Both are good representative kits of the Sd.Kfz 251 mittlere Schützenpanzerwagen. My personal opinion is that the resin Modell Trans model should be tackled by a more experienced modeler due to the fragility of the resin parts and laborious work in cleaning up the resin parts and working with the super glue.

I like the FtF model as it gives us the choice of building a simple wargaming kit, or an opportunity to super-detail the model, such as by replacing the suspension with that from a 1/72 scale Hasegawa, Dragon, or Revell Sd.Kfz 251 model kit.


Below is a page from the accompanying booklet for the First To Fight Kit 43, Sd.Kfz 251/4 kit, but not with my other FtF Sd.Kfz 251 kits. In Polish the booklet gives vehicle history and information on the kit assembly. Considering the worldwide sales of these model kits, accompanying translation in several other languages would be nice.

For a possible reference, below are some photos of an Sd.Kfz 251/1 Ausf. B conversion I produced years ago using the forward hull parts from the Fujimi Sd.Kfz 251 kit and the rear hull parts and suspension of the ESCI Sd.Kfz 251 Ausf, C kit. I produced this when there were no resin or plastic kits of the Sd.Kfz 251 Ausf. A or Ausf. B that I knew of. The Fujimi model is 1/76-scale in length but approximately 1/72 scale in width so mating it with the 1/72-scale ESCI model is possible. The Fujimi nose is short for 1/72 so it is not a perfect conversion project.
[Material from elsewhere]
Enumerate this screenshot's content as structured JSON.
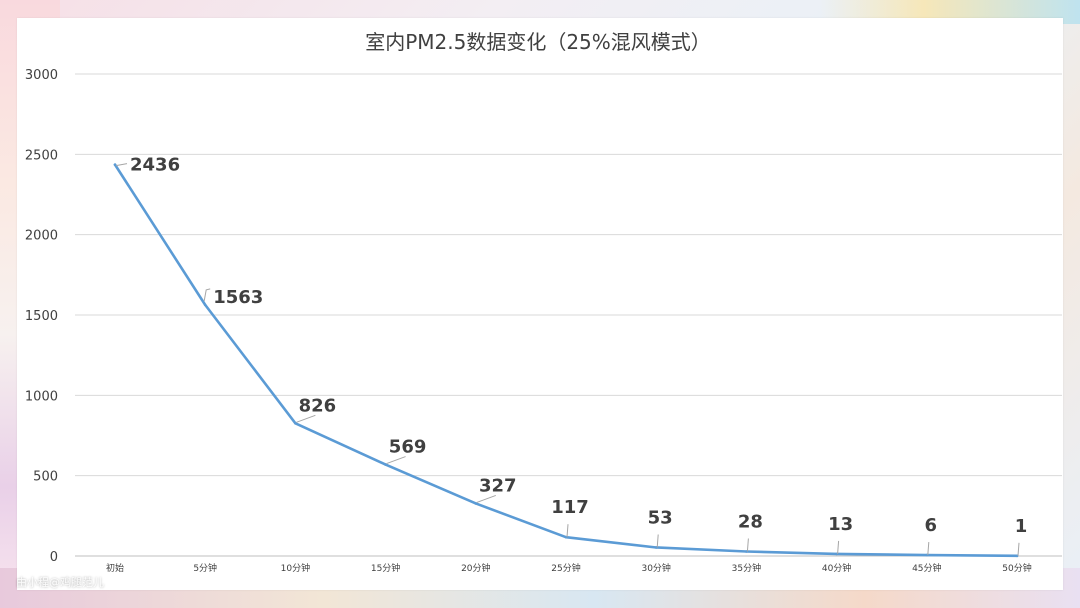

The raw unpainted conversion above, and a mostly-completed gray-primer painted kit below. This is a good view of the corrected passenger bench seats: simple bench seats with gear stowed underneath, and a narrow shelf above the seat for the infantry packs which served as a backrest. In the photo below we can see the single rifles bracketed to the upper side walls. The rear compartment, suspension and long mudguards are from a ESCI Sd.Kfz 251 Ausf. C kit.
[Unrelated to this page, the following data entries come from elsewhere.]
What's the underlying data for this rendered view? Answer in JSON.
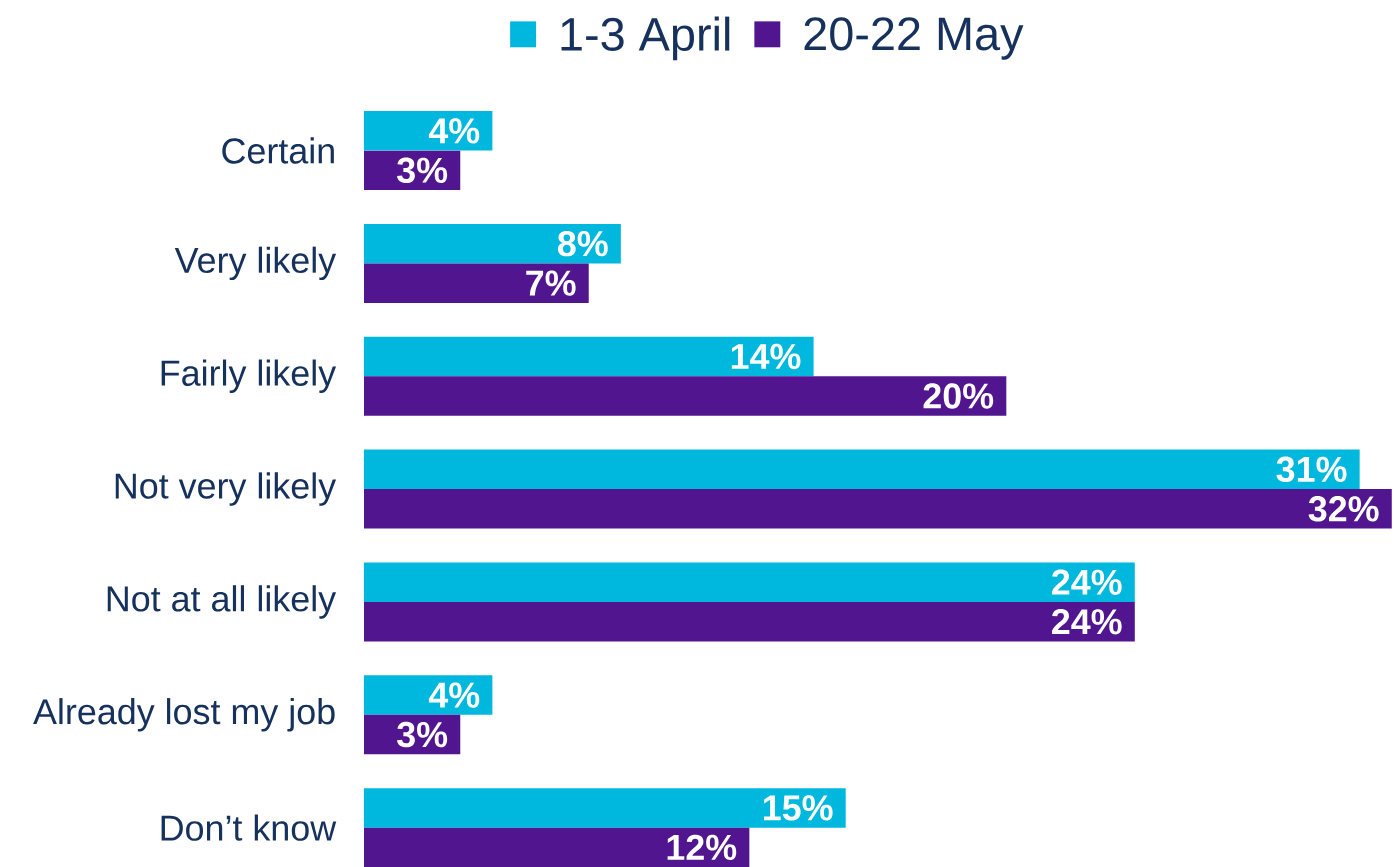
{
  "chart_data": {
    "type": "bar",
    "orientation": "horizontal",
    "legend": "top",
    "categories": [
      "Certain",
      "Very likely",
      "Fairly likely",
      "Not very likely",
      "Not at all likely",
      "Already lost my job",
      "Don’t know"
    ],
    "series": [
      {
        "name": "1-3 April",
        "color": "#00b8de",
        "values": [
          4,
          8,
          14,
          31,
          24,
          4,
          15
        ],
        "value_labels": [
          "4%",
          "8%",
          "14%",
          "31%",
          "24%",
          "4%",
          "15%"
        ]
      },
      {
        "name": "20-22 May",
        "color": "#51168f",
        "values": [
          3,
          7,
          20,
          32,
          24,
          3,
          12
        ],
        "value_labels": [
          "3%",
          "7%",
          "20%",
          "32%",
          "24%",
          "3%",
          "12%"
        ]
      }
    ]
  }
}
Note no visors on the hull side indicating this to be an Ausf, B, and the scratchbuilt handtools. References for the Sd.Kfz 251/1 Ausf. A and B are not as plentiful as for later variants so please forgive any minor inaccuracies.

The completed conversion and rebuild of the Fujimi model.

[1] Panzer Tracts No.15-2: mittlerer Schuetzenpanzerwagen Ausf. A to C, 1939 to 1942, by Thomas Jentz & Hilary Doyle. This is a companion book to Panzer Tracts No. 15-3, and both books expand on and have replaced Panzer Tracts No. 15.
[2] Schutenpanzerwagen, War Horse of the Panzer Grenadiers, by Horst Scheibert (1992), Schiffer Military History. An inexpensive softcover with period photos and coverage of the Sd.Kfz 251 and its smaller cousin the Sd.Kfz. 250.
[3] wikipedia
[4] wikipedia
[5] panzerworld.com
[6] The (HANOMAG) Sd. Kfz. 251 website, by Piet van Hees (formerly located at http://www.geocities.com/MotorCity/Pit/3515/251/index.htm). This excellent website is dedicated to the Sd.Kfz. 251 halftrack. [According to Jentz & Doyle, 'Hanomag' was never an official or slang term for the 251, but apparently is a post war term based on one of the many manufacturers of this vehicle.]